Proliferation of vascular smooth muscle cells (VSMCs) participates in multiple cardiovascular disorders, while the mechanism remains unclear. This study aims to investigate the effects of insulin on VSMC. Insulin was used to stimulate rat VSMCs, and the effects on cell cycle and proliferation were subsequently analyzed using flow cytometry. Furthermore, AP-1 and SM-α overexpression vectors were constructed and transfected into VSMCs. AP-1 and SM-α were inhibited by SR11302 and SM-α siRNA, respectively.
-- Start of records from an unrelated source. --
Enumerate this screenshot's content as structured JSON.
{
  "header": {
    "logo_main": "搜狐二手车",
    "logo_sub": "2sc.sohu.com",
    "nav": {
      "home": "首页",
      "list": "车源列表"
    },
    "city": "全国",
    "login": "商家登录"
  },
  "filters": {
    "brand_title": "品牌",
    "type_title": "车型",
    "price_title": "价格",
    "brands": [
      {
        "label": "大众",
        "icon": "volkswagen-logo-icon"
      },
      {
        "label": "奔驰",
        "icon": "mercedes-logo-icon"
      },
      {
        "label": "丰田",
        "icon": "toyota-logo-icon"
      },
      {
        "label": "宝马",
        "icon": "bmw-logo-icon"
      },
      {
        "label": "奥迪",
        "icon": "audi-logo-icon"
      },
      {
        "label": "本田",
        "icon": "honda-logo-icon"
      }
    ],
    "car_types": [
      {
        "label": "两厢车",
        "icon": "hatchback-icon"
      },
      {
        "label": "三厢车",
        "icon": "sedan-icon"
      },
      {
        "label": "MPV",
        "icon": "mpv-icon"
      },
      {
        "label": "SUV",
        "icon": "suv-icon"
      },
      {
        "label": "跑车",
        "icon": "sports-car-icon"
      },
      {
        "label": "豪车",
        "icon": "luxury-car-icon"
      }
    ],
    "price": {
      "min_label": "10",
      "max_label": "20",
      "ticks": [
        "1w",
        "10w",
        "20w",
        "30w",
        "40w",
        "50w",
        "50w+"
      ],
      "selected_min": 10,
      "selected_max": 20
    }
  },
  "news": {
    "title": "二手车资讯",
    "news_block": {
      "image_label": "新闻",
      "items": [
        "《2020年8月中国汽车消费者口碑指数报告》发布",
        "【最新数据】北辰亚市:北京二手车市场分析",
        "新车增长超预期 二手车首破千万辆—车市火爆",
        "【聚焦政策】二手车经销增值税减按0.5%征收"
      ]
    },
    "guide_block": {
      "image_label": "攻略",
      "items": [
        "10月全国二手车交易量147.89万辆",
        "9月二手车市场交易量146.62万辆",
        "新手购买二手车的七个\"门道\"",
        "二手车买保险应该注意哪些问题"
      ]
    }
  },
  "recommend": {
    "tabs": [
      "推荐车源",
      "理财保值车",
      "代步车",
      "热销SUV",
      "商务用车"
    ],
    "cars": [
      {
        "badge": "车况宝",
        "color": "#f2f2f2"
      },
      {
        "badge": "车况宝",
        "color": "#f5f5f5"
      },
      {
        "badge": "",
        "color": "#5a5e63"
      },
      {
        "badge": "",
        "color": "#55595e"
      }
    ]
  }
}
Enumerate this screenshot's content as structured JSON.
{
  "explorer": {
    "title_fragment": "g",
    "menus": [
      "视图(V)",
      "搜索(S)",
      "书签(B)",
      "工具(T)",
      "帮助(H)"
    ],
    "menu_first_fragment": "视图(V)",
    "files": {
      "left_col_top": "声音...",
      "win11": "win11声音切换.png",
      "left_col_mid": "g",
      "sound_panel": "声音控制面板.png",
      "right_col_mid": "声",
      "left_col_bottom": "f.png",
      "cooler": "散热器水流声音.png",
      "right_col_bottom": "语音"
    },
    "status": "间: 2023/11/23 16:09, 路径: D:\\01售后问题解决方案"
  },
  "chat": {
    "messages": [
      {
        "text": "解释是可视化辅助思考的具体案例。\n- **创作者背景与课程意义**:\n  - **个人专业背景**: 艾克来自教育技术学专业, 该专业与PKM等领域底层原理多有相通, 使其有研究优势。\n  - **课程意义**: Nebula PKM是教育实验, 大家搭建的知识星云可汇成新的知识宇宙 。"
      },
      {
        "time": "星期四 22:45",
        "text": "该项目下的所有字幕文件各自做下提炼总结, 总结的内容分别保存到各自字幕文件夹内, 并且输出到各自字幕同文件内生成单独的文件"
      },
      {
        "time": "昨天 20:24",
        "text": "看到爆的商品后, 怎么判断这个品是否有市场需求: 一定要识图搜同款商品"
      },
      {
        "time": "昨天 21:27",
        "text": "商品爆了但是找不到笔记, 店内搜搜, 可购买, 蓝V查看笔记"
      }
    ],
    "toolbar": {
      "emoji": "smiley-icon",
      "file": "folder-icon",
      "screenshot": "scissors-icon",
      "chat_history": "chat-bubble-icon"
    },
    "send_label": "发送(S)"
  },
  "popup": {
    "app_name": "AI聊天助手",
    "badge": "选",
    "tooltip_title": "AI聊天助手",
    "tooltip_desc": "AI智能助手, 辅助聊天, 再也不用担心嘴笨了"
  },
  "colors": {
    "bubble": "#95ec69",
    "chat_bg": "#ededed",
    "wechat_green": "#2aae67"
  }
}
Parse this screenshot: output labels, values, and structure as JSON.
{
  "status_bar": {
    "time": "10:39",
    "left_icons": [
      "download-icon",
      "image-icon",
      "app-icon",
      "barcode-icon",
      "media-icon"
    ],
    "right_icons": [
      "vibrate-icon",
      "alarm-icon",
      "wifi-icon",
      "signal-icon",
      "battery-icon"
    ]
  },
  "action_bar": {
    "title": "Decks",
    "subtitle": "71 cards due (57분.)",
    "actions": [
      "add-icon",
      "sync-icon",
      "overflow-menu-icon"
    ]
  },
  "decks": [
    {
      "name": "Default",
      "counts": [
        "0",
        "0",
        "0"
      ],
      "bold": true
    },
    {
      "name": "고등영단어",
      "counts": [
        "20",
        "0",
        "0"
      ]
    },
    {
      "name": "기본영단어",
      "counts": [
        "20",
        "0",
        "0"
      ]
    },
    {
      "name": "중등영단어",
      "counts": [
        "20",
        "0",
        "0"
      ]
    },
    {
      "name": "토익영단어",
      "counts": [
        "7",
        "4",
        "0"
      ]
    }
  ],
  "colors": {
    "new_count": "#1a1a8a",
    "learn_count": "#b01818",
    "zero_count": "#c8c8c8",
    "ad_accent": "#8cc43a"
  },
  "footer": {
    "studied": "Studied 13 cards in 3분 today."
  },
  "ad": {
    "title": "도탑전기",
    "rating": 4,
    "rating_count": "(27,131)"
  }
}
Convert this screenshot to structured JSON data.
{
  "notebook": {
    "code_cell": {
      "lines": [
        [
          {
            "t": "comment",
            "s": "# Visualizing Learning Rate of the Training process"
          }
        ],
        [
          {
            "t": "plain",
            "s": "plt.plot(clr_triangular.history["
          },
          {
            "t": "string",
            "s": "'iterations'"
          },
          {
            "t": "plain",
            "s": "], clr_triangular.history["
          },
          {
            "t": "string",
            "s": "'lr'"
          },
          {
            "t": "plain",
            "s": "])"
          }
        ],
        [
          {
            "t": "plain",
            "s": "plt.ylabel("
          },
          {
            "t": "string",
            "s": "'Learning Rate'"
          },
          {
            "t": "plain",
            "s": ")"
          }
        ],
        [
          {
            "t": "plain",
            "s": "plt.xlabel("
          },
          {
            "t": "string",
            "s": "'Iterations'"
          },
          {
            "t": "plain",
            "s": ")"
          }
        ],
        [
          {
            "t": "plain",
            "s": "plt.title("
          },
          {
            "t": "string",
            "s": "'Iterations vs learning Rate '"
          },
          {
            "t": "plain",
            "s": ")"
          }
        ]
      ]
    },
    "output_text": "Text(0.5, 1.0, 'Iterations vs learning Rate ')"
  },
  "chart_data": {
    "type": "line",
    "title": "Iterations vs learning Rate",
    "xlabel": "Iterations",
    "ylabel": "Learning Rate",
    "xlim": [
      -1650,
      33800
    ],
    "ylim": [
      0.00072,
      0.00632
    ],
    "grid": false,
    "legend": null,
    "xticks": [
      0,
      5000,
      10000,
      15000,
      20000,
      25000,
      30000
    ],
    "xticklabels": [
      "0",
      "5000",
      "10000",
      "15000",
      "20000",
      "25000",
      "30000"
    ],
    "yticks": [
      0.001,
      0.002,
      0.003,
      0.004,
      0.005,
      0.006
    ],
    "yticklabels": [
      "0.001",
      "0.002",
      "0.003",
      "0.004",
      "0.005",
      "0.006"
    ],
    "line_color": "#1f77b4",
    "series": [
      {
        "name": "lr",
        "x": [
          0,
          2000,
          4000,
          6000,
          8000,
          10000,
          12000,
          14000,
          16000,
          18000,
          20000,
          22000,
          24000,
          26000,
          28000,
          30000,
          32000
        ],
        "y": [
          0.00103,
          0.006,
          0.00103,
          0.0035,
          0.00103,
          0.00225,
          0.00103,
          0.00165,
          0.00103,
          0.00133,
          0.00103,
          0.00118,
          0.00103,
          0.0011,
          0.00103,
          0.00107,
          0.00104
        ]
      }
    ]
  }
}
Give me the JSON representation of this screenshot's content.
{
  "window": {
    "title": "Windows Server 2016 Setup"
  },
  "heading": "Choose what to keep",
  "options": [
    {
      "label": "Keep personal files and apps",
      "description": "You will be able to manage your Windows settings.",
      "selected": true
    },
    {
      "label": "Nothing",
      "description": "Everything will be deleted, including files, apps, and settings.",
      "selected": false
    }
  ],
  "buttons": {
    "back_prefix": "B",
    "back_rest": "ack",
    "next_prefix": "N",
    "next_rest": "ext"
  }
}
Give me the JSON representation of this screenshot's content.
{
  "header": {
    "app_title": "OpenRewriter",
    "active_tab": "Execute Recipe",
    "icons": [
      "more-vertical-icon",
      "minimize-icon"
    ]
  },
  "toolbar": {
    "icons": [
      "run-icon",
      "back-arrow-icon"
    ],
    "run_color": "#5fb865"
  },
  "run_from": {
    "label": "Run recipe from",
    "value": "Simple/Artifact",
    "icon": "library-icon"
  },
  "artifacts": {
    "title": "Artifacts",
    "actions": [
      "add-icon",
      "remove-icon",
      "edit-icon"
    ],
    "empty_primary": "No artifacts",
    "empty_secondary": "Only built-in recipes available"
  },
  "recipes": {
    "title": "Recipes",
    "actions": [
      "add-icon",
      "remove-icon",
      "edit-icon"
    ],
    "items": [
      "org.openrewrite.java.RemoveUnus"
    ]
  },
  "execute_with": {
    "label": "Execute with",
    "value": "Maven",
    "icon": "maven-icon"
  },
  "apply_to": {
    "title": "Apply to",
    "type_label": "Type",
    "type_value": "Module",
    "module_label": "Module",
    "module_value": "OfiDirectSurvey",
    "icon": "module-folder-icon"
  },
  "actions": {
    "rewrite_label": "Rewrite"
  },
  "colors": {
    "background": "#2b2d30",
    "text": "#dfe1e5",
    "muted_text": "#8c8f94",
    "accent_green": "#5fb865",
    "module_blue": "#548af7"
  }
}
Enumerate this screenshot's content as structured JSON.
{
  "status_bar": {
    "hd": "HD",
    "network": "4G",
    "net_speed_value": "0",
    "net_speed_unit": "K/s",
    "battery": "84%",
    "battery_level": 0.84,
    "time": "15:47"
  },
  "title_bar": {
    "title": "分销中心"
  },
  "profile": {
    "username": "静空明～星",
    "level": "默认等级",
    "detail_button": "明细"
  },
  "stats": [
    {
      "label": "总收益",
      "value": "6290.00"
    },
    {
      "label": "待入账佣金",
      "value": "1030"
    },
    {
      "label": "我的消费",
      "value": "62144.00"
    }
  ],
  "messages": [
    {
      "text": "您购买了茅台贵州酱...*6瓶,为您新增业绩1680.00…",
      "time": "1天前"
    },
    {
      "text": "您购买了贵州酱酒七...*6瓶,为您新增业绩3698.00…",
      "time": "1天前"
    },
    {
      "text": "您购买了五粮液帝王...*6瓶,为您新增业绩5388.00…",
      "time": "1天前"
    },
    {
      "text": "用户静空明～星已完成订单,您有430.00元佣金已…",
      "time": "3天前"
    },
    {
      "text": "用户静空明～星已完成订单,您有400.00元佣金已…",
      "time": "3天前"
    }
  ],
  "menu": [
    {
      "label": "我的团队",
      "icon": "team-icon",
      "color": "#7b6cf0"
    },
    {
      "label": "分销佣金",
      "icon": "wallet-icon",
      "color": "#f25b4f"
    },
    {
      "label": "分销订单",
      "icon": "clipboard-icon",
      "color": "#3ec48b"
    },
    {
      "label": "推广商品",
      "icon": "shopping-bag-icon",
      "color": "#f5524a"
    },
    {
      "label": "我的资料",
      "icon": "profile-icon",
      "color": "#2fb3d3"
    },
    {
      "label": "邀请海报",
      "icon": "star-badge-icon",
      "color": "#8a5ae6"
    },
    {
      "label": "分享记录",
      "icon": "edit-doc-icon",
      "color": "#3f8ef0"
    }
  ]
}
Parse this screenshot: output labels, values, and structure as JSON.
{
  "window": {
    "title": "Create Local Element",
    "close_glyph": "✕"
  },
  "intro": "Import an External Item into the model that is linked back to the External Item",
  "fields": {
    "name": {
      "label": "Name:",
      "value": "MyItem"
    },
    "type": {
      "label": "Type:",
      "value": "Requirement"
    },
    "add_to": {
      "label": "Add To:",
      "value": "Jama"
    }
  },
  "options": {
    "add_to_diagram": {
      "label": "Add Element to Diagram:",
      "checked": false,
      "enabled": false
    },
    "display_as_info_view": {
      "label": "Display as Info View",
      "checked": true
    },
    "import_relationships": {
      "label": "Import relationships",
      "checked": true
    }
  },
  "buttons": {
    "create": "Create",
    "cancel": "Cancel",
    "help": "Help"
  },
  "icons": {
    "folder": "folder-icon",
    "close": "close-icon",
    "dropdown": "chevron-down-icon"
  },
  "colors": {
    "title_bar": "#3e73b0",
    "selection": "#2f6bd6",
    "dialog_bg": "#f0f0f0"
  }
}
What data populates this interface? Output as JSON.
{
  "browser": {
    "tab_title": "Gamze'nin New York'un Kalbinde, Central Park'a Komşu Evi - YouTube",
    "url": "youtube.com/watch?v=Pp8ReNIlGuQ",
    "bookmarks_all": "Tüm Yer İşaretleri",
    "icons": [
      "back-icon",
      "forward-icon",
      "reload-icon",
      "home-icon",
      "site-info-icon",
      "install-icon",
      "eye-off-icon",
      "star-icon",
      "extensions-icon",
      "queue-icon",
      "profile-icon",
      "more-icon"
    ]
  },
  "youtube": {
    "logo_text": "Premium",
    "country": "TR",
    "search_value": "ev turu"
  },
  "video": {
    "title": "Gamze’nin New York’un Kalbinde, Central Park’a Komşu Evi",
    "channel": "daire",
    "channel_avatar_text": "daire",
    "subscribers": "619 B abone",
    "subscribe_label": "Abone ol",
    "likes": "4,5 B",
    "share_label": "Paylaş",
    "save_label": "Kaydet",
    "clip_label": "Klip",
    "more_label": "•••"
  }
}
The mRNA and protein expression levels were subsequently detected using the reversetranscription quantitative polymerase chain reaction and western blotting, respectively. AP-1 and SM-α gene promoter binding sites were determined using luciferase and chromatin immunoprecipitation assays. As a result, we found that high dose of insulin promoted proliferation of VSMCs and increased the percentage of cells in the S phase by downregulating AP-1. AP-1 was identified to bind to the SM-α gene promoter at locus 2-177 to upregulate SM-α gene expression. Inhibition of AP-1 led to the decrease of SM-α expression. Overexpression of SM-α directly suppressed proliferation of VSMCs, while knocking it down promoted the process. Therefore, this study revealed that insulin downregulated the expression of the SM-α gene by inhibiting AP-1, which in turn facilitated proliferation of VSMCs.